Elle trône sur les cartes postales, les tablettes de chocolat, fait partie du paysage suisse jusqu’à être devenue un emblème national et, dimanche prochain, la vache à cornes sera au cœur d’un référendum populaire en Suisse. Les électeurs de la Confédération helvétique vont en effet devoir se prononcer sur l’initiative populaire dite « pour la dignité des animaux de rente agricole » qui prévoit si, elle est acceptée, d’accorder des subventions supplémentaires aux éleveurs qui refuseraient d’écorner leur bétail.
Tout est parti d’un militant de la cause animale, Armin Capaul, installé en famille avec ses vaches à Perrefitte, dans une petite vallée proche de Moutier, au cœur du Jura suisse. « Je discute toujours avec mes vaches dans l’étable », a-t-il raconté à l’AFP. « Elles m’ont demandé si je pouvais faire quelque chose, si je pouvais les aider à garder leurs cornes et là je me suis dit qu’elles avaient raison, que d’une façon ou d’une autre, quelqu’un devait faire quelque chose ».
Sa croisade a débuté en 2010 lorsqu’il a suggéré par courrier aux responsables de l’Office fédéral pour l’agriculture d’inscrire la préservation des cornes dans son programme du maintien du bien-être du bétail. « Ils m’ont ri au nez », se souvient-il. Après de nouvelles lettres infructueuses aux deux chambres du Parlement suisse, il a décidé d’enclencher une « initiative » en essayant de collecter au moins 100.000 signatures dans un délai de 18 mois, comme le permet la loi helvétique sur la démocratie directe.

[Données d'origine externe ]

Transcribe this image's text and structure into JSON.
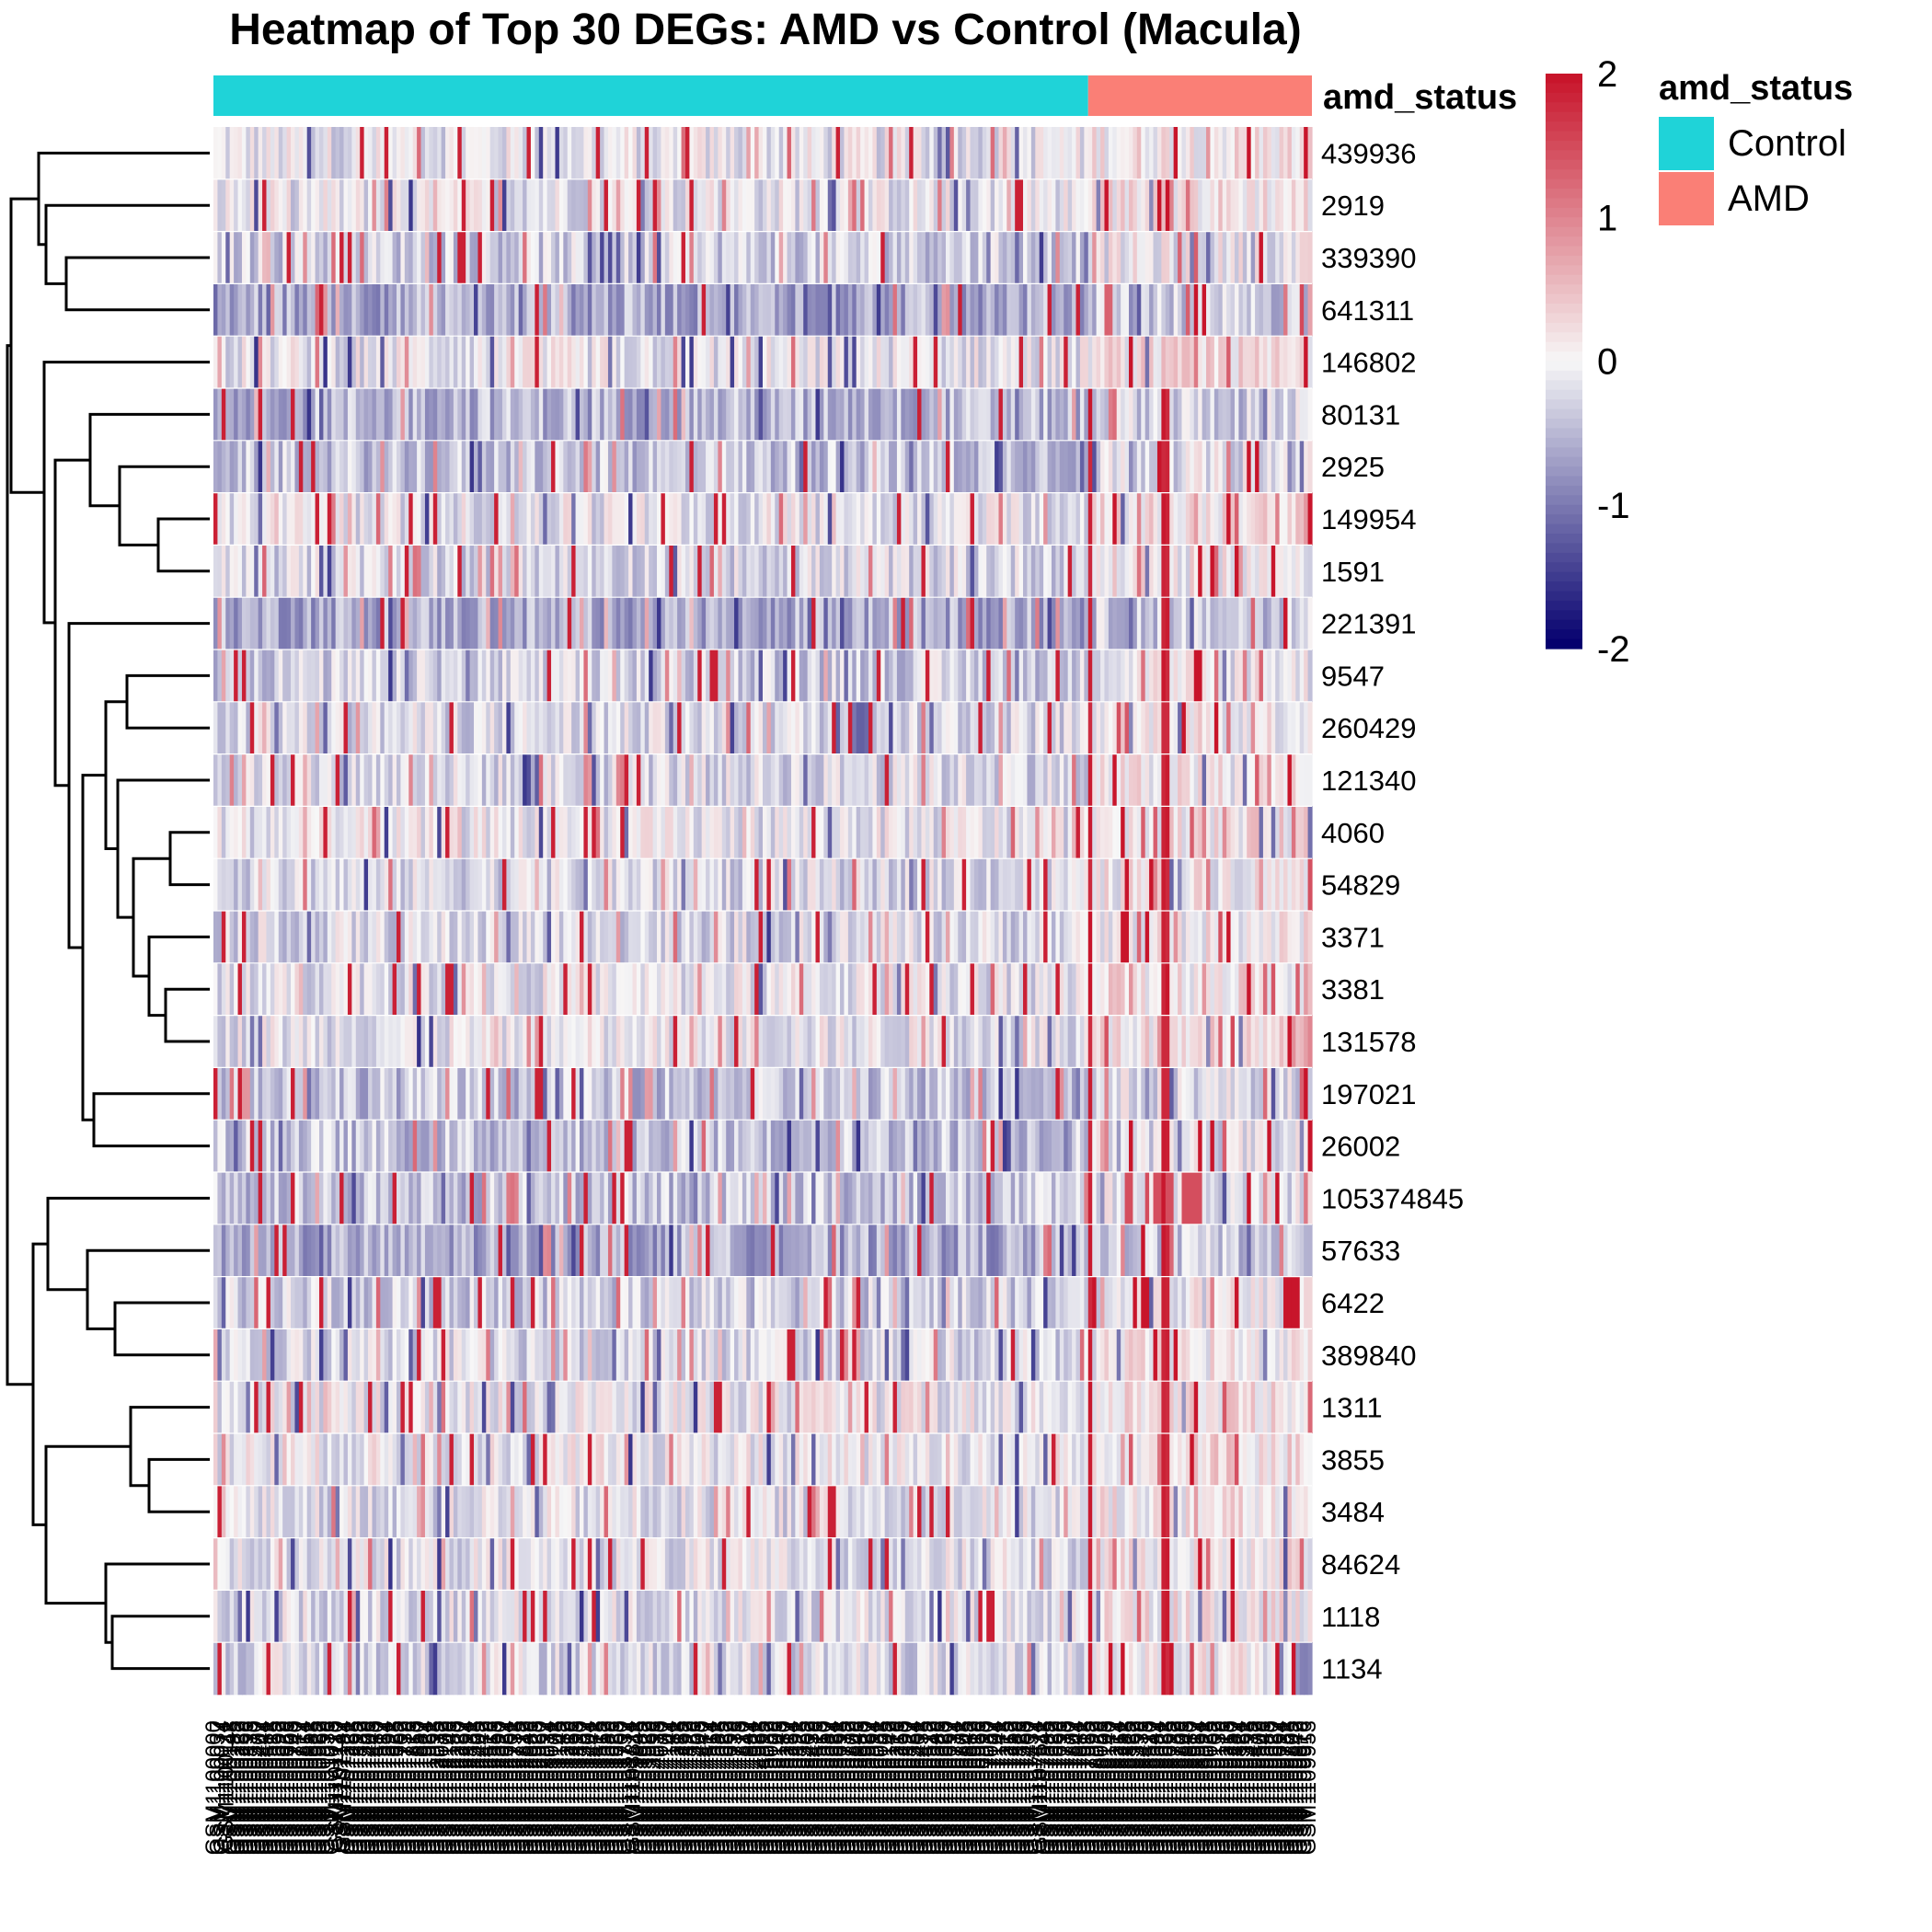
{
  "chart_data": {
    "type": "heatmap",
    "title": "Heatmap of Top 30 DEGs: AMD vs Control (Macula)",
    "rows": [
      "439936",
      "2919",
      "339390",
      "641311",
      "146802",
      "80131",
      "2925",
      "149954",
      "1591",
      "221391",
      "9547",
      "260429",
      "121340",
      "4060",
      "54829",
      "3371",
      "3381",
      "131578",
      "197021",
      "26002",
      "105374845",
      "57633",
      "6422",
      "389840",
      "1311",
      "3855",
      "3484",
      "84624",
      "1118",
      "1134"
    ],
    "column_groups": [
      {
        "name": "Control",
        "count": 215
      },
      {
        "name": "AMD",
        "count": 55
      }
    ],
    "annotation": {
      "title": "amd_status",
      "legend_title": "amd_status",
      "legend_items": [
        {
          "label": "Control",
          "color": "#1fd3d8"
        },
        {
          "label": "AMD",
          "color": "#fa7f76"
        }
      ]
    },
    "color_scale": {
      "min": -2,
      "max": 2,
      "ticks": [
        "2",
        "1",
        "0",
        "-1",
        "-2"
      ],
      "low_color": "#05006e",
      "mid_color": "#f7f7f7",
      "high_color": "#c8152b"
    },
    "row_mean_bias": [
      -0.1,
      -0.1,
      -0.3,
      -0.6,
      -0.1,
      -0.5,
      -0.4,
      -0.1,
      -0.2,
      -0.6,
      -0.3,
      -0.2,
      -0.2,
      -0.1,
      -0.2,
      -0.2,
      -0.1,
      -0.1,
      -0.4,
      -0.4,
      -0.4,
      -0.6,
      -0.3,
      -0.2,
      -0.05,
      -0.05,
      -0.15,
      -0.15,
      -0.15,
      -0.2
    ],
    "dendrogram_order": [
      0,
      1,
      2,
      3,
      4,
      5,
      6,
      7,
      8,
      9,
      10,
      11,
      12,
      13,
      14,
      15,
      16,
      17,
      18,
      19,
      20,
      21,
      22,
      23,
      24,
      25,
      26,
      27,
      28,
      29
    ],
    "column_labels": "sample identifiers (illegible, overlapping vertical text)",
    "grid": false,
    "legend_placement": "right"
  }
}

Sur un sujet qui pourrait sembler anecdotique, Armin Capaul est parvenu à recueillir 119.626 signatures, permettant ainsi l’organisation d’un référendum. Surnommé par le quotidien suisse Le Temps le « Punk à vaches », comme d’autres sont « punks à chiens », ce presque septuagénaire à la large casquette Gavroche multicolore s’est juré de mener jusqu’au bout son combat.
Pour Armin Capaul, « les cornes font partie de la vache, la Création en a décidé ainsi, c’est une partie du crâne de la vache, nous n’avons aucun droit de modifier l’aspect physique de ces animaux ». Et si son initiative vise à réclamer des subventions pour les agriculteurs, c’est pour « adapter les étables aux vaches » et non le contraire, avec l’objectif de garantir leur sécurité et celle de l’éleveur. « En Suisse, il y a encore 10% de vaches qui ont des cornes et ce sont celles-ci que je souhaite sauver », dit-il.
« La vache est en quelque sorte l’animal national, partout, dans les publicités, on voit la vache avec ses cornes mais dans la réalité, ce n’est plus vrai », regrette-t-il, souriant dans sa barbe grise. Le gouvernement suisse (Conseil fédéral) s’est prononcé contre cette initiative, expliquant dans un communiqué qu’il « refuse d’octroyer des contributions spécifiques, car il n’existe aucune étude qui affirme que le bien-être des vaches ou des chèvres sans cornes est entravé démesurément ».
« Détenir des animaux non écornés est une décision entrepreneuriale qui dépend uniquement des agriculteurs », estime-t-il, tandis que la principale organisation agricole du pays, l’Union suisse des paysans, a « décidé de laisser la liberté de vote ». Selon les derniers sondages rendus publics à la mi-novembre, les Suisses sont indécis. D’après une enquête du groupe de médias suisse Tamedia, l’initiative serait perdante à 52% (contre 45% en faveur du oui), tandis que pour l’institut gfs.bern, le oui et le non seraient au coude-à-coude (49% en faveur du oui, contre 46% pour le non).